The other branches of the service still have their food services operations in place. I don't know what the MC does when they go aboard ship for amphibious deployment if the cooking MOS has been phased out or severely limited. I can tell you that the field food service provided by marine cooks and bakers required a great deal of logistical planning and execution. We were told in basic school that in time of war the bakers would be taken from their units to man field bread baking plants. The bread plant itself was pretty impressive. The whole plant could be set up in a short time and could easily produce fresh bread close enough to the troops to supplement the "C" rations and elevate morale. At the food services school at Camp Lejeune there is one such bread plant that was set up and produced bread when the bakery students were learning field baking. Most of the field baking however was just learning to apply garrison baking to field production equipment. Both field units were set up in the schools field kitchen known as "The Rose Garden".


----------



## pbeck (Sep 3, 2010)

You guys gave me some really great ideas. Thank you SO much! 

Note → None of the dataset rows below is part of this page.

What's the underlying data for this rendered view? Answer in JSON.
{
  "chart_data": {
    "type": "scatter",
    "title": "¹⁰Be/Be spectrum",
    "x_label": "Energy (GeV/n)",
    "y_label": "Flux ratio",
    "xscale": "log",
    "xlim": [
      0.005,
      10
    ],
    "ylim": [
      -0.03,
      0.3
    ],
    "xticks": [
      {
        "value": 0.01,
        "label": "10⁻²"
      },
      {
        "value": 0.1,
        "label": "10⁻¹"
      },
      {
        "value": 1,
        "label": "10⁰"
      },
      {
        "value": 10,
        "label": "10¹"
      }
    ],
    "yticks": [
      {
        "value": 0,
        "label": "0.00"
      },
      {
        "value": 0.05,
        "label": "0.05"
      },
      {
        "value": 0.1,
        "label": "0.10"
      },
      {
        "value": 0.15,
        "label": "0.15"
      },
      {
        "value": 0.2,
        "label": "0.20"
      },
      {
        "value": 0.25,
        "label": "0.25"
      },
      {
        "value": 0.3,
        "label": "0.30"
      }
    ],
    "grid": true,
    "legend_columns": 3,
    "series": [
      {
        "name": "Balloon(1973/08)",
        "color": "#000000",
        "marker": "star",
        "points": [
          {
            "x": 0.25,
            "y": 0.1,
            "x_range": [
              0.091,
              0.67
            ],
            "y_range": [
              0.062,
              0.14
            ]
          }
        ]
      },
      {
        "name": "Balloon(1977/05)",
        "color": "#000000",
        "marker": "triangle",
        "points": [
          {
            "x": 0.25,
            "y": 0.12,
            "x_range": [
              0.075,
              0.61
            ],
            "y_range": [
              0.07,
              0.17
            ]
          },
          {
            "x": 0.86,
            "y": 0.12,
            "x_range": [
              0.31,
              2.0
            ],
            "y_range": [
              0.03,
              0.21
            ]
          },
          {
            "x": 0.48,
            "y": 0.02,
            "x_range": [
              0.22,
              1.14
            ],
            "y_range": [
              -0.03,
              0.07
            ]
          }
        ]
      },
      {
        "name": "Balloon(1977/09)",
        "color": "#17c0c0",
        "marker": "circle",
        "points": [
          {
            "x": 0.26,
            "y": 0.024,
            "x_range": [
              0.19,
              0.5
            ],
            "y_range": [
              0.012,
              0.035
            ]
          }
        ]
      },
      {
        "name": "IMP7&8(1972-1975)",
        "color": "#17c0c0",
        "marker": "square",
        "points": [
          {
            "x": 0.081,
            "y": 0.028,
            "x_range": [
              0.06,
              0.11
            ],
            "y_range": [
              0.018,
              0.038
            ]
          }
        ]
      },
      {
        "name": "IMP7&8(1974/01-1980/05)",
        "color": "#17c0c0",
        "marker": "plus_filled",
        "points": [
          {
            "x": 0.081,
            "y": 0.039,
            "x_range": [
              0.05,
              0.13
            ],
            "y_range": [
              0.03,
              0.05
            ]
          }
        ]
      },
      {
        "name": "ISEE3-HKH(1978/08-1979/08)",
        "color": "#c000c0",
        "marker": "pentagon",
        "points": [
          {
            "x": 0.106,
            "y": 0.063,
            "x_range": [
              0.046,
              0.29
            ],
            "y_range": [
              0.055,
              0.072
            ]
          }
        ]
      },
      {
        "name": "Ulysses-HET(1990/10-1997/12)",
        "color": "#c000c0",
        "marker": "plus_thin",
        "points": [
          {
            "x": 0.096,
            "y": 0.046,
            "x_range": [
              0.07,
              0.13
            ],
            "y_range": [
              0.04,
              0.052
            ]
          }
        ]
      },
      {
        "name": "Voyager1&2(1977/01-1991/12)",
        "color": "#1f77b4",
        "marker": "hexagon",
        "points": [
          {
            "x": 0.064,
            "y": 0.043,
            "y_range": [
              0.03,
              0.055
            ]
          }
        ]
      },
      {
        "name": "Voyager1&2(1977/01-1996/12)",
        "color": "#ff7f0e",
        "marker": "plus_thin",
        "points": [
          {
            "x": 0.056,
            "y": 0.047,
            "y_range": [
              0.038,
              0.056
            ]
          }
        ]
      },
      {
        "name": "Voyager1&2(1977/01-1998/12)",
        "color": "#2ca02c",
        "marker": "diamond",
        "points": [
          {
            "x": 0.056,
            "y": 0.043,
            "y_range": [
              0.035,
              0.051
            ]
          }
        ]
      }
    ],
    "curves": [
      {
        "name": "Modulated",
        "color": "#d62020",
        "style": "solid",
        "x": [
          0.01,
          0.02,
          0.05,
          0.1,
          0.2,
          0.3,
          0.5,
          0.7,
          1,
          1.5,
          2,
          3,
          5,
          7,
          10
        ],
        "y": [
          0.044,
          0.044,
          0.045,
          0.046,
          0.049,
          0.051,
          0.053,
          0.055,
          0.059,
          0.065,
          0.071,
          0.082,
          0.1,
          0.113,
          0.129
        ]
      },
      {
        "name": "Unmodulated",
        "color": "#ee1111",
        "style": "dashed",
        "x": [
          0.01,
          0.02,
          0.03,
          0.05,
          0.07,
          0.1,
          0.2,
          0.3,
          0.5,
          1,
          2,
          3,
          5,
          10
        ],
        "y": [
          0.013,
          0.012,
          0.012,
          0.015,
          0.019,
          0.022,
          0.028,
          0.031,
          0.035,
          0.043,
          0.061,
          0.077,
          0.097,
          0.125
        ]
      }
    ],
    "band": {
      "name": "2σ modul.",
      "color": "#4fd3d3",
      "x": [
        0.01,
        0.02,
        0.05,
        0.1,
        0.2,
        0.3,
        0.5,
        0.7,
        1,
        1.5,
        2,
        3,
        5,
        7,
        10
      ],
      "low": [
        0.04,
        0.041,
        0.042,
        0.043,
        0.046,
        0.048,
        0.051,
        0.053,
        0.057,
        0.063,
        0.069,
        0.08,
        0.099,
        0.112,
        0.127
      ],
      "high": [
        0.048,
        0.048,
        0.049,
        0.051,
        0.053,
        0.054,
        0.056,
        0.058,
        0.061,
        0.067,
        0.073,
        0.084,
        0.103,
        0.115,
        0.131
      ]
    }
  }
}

I went to the store in search of the little green army men but never found any. What I did end up finding was this cool looking marine (off brand GI Joe) who came with a parachute, barricades, and a couple other little odds and ends. Anyway, I made a devil's food cake, and used chocolate frosting. I used plain white icing and mixed in different colors of food coloring and was going to just make a few camo spots or something to look like grass around him. Threw on him and some of the details, then I found another GI Joe guy at home that my son had never taken out of the box so he was opened and used as the "bad guy". When all was said and done we ended up with a cake that had our Marine on one side of barricade, spots of green and tan around for grass and sand, a small stream going across and on the other side an enemy solider who tried to cross the barricade. 



I stuck the "enemy" in the cake on his back, added some red food coloring and red tinted icing to make it look like he had been shot a few times, and his gun on the ground beside him. Sounds rather strange I guess, but it looked so great and he really loved it. I have pictures but am currently at work and cant post them here. I will try to posted them tonight when I get home. 



Thanks again everyone. You guys are great!


----------



## katbalou (Nov 21, 2001)

nice. i bet your Marine appreciated it.


----------